Service Delivery Structures: Changes in practice must be accompanied by structural changes in service delivery, involving local communities. SFBT should not be imposed in a colonial manner but adapted to different communities, considering social, cultural, and political contexts.
To negotiate these constraints:
Reflexivity: Engage in continuous reflection on one’s own identity and cultural experiences.
Cultural Consultation: Seek supervision or consultation to enhance cultural sensitivity.
Community Collaboration: Work with local communities to adapt therapeutic approaches.
Advocacy: Advocate
As well as:
Addressing Power Imbalances: Be aware of power dynamics, especially in cross-cultural settings, and work to create a collaborative therapeutic relationship.
Language and Communication: Be mindful of language barriers and communication styles.

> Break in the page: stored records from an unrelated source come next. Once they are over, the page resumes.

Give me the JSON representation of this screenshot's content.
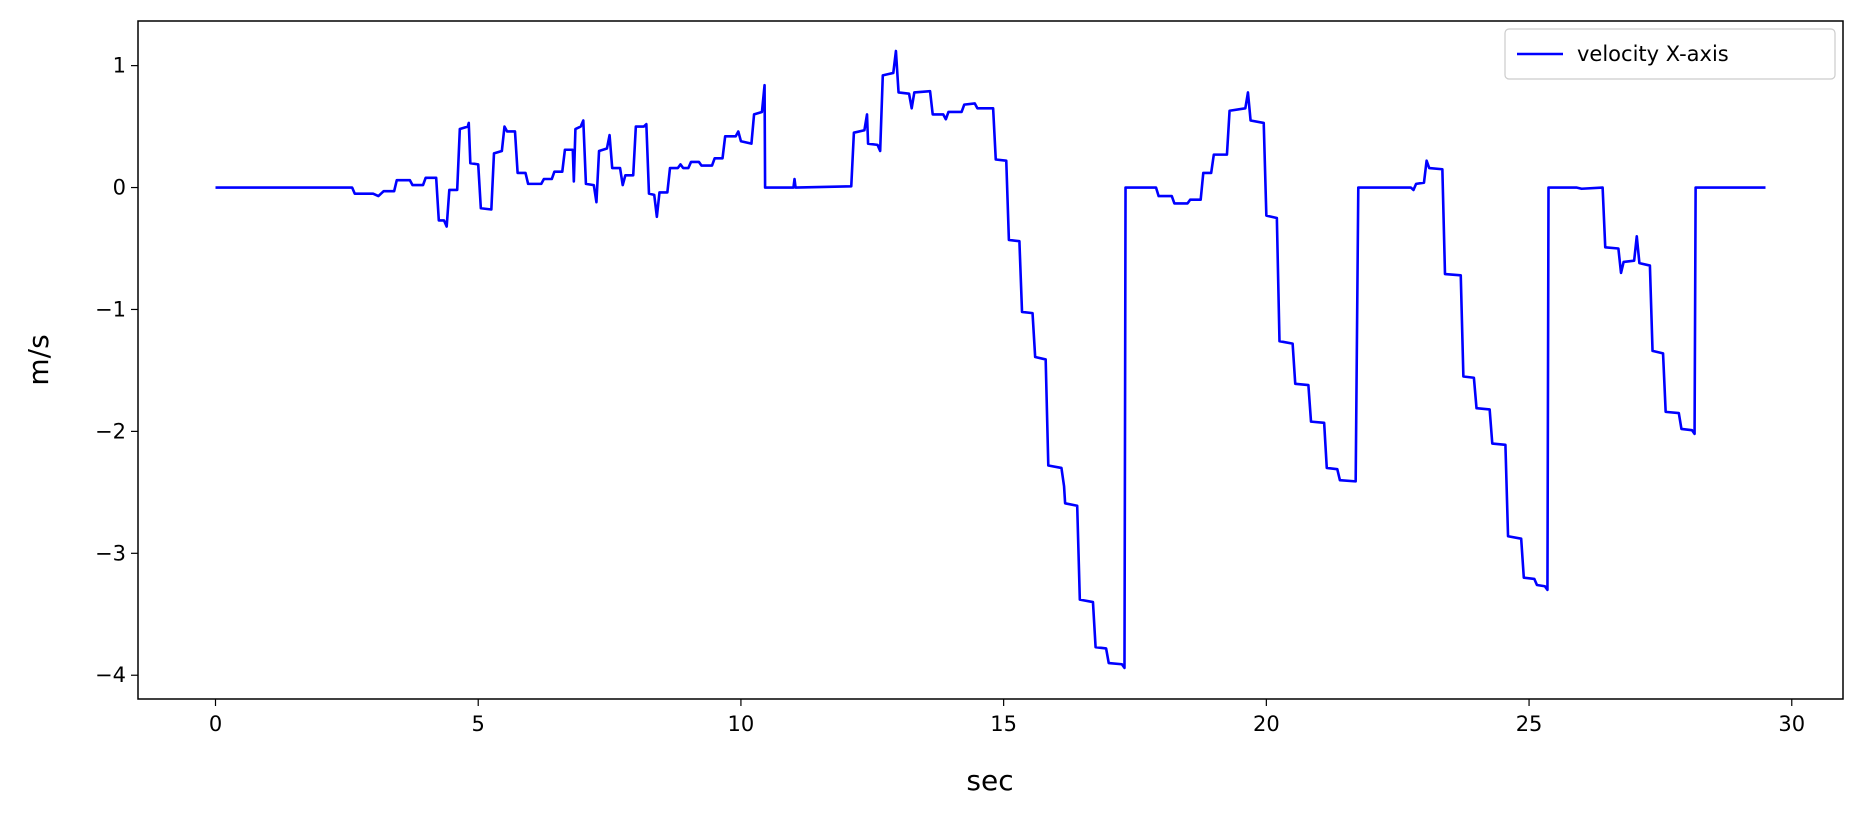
{
  "chart_data": {
    "type": "line",
    "xlabel": "sec",
    "ylabel": "m/s",
    "xlim": [
      -1.475,
      30.975
    ],
    "ylim": [
      -4.195,
      1.366
    ],
    "xticks": [
      0,
      5,
      10,
      15,
      20,
      25,
      30
    ],
    "yticks": [
      {
        "value": -4,
        "label": "−4"
      },
      {
        "value": -3,
        "label": "−3"
      },
      {
        "value": -2,
        "label": "−2"
      },
      {
        "value": -1,
        "label": "−1"
      },
      0,
      1
    ],
    "legend": "upper right",
    "series": [
      {
        "name": "velocity X-axis",
        "color": "#0000ff",
        "x": [
          0,
          2.6,
          2.65,
          3.0,
          3.1,
          3.2,
          3.4,
          3.45,
          3.7,
          3.75,
          3.95,
          4.0,
          4.2,
          4.25,
          4.35,
          4.4,
          4.45,
          4.6,
          4.65,
          4.8,
          4.82,
          4.85,
          5.0,
          5.05,
          5.25,
          5.3,
          5.45,
          5.5,
          5.55,
          5.7,
          5.75,
          5.9,
          5.95,
          6.2,
          6.25,
          6.4,
          6.45,
          6.6,
          6.65,
          6.8,
          6.82,
          6.85,
          6.95,
          7.0,
          7.05,
          7.2,
          7.25,
          7.3,
          7.45,
          7.5,
          7.55,
          7.7,
          7.75,
          7.8,
          7.95,
          8.0,
          8.15,
          8.2,
          8.25,
          8.35,
          8.4,
          8.45,
          8.6,
          8.65,
          8.8,
          8.85,
          8.9,
          9.0,
          9.05,
          9.2,
          9.25,
          9.45,
          9.5,
          9.65,
          9.7,
          9.9,
          9.95,
          10.0,
          10.2,
          10.25,
          10.4,
          10.45,
          10.46,
          11.0,
          11.02,
          11.04,
          12.1,
          12.15,
          12.35,
          12.4,
          12.42,
          12.6,
          12.65,
          12.7,
          12.9,
          12.95,
          13.0,
          13.2,
          13.25,
          13.3,
          13.6,
          13.65,
          13.85,
          13.9,
          13.95,
          14.2,
          14.25,
          14.45,
          14.5,
          14.8,
          14.85,
          15.05,
          15.1,
          15.3,
          15.35,
          15.55,
          15.6,
          15.8,
          15.85,
          16.1,
          16.15,
          16.17,
          16.4,
          16.45,
          16.7,
          16.75,
          16.95,
          17.0,
          17.25,
          17.3,
          17.32,
          17.9,
          17.95,
          18.2,
          18.25,
          18.5,
          18.55,
          18.75,
          18.8,
          18.95,
          19.0,
          19.25,
          19.3,
          19.6,
          19.65,
          19.7,
          19.95,
          20.0,
          20.2,
          20.25,
          20.5,
          20.55,
          20.8,
          20.85,
          21.1,
          21.15,
          21.35,
          21.4,
          21.7,
          21.75,
          22.75,
          22.8,
          22.85,
          23.0,
          23.05,
          23.1,
          23.35,
          23.4,
          23.7,
          23.75,
          23.95,
          24.0,
          24.25,
          24.3,
          24.55,
          24.6,
          24.85,
          24.9,
          25.1,
          25.15,
          25.3,
          25.35,
          25.37,
          25.9,
          26.0,
          26.4,
          26.45,
          26.7,
          26.75,
          26.8,
          27.0,
          27.05,
          27.1,
          27.3,
          27.35,
          27.55,
          27.6,
          27.85,
          27.9,
          28.1,
          28.15,
          28.17,
          29.5
        ],
        "values": [
          0,
          0,
          -0.05,
          -0.05,
          -0.07,
          -0.03,
          -0.03,
          0.06,
          0.06,
          0.02,
          0.02,
          0.08,
          0.08,
          -0.27,
          -0.27,
          -0.32,
          -0.02,
          -0.02,
          0.48,
          0.5,
          0.53,
          0.2,
          0.19,
          -0.17,
          -0.18,
          0.28,
          0.3,
          0.5,
          0.46,
          0.46,
          0.12,
          0.12,
          0.03,
          0.03,
          0.07,
          0.07,
          0.13,
          0.13,
          0.31,
          0.31,
          0.05,
          0.48,
          0.5,
          0.55,
          0.03,
          0.02,
          -0.12,
          0.3,
          0.32,
          0.43,
          0.16,
          0.16,
          0.02,
          0.1,
          0.1,
          0.5,
          0.5,
          0.52,
          -0.05,
          -0.06,
          -0.24,
          -0.04,
          -0.04,
          0.16,
          0.16,
          0.19,
          0.16,
          0.16,
          0.21,
          0.21,
          0.18,
          0.18,
          0.24,
          0.24,
          0.42,
          0.42,
          0.46,
          0.38,
          0.36,
          0.6,
          0.62,
          0.84,
          0,
          0,
          0.07,
          0,
          0.01,
          0.45,
          0.47,
          0.6,
          0.36,
          0.35,
          0.3,
          0.92,
          0.94,
          1.12,
          0.78,
          0.77,
          0.65,
          0.78,
          0.79,
          0.6,
          0.6,
          0.56,
          0.62,
          0.62,
          0.68,
          0.69,
          0.65,
          0.65,
          0.23,
          0.22,
          -0.43,
          -0.44,
          -1.02,
          -1.03,
          -1.39,
          -1.41,
          -2.28,
          -2.3,
          -2.45,
          -2.59,
          -2.61,
          -3.38,
          -3.4,
          -3.77,
          -3.78,
          -3.9,
          -3.91,
          -3.94,
          0,
          0,
          -0.07,
          -0.07,
          -0.13,
          -0.13,
          -0.1,
          -0.1,
          0.12,
          0.12,
          0.27,
          0.27,
          0.63,
          0.65,
          0.78,
          0.55,
          0.53,
          -0.23,
          -0.25,
          -1.26,
          -1.28,
          -1.61,
          -1.62,
          -1.92,
          -1.93,
          -2.3,
          -2.31,
          -2.4,
          -2.41,
          0,
          0,
          -0.02,
          0.03,
          0.04,
          0.22,
          0.16,
          0.15,
          -0.71,
          -0.72,
          -1.55,
          -1.56,
          -1.81,
          -1.82,
          -2.1,
          -2.11,
          -2.86,
          -2.88,
          -3.2,
          -3.21,
          -3.26,
          -3.27,
          -3.3,
          0,
          0,
          -0.01,
          0,
          -0.49,
          -0.5,
          -0.7,
          -0.61,
          -0.6,
          -0.4,
          -0.62,
          -0.64,
          -1.34,
          -1.36,
          -1.84,
          -1.85,
          -1.98,
          -1.99,
          -2.02,
          0,
          0
        ]
      }
    ]
  }
}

Use interpreters when necessary and be sensitive to non-verbal cues.
Contextual Factors: Consider broader social, economic, and political factors that may be impacting clients' lives.
Continuous Learning: Stay updated on cultural issues and best practices in cross-cultural counseling through ongoing education and training.
Challenging Assumptions: Regularly question your assumptions and biases, and be open to learning from clients about their unique experiences and perspectives.
Flexibility: Be prepared to adapt SFBT techniques to fit the cultural context and individual needs of each client.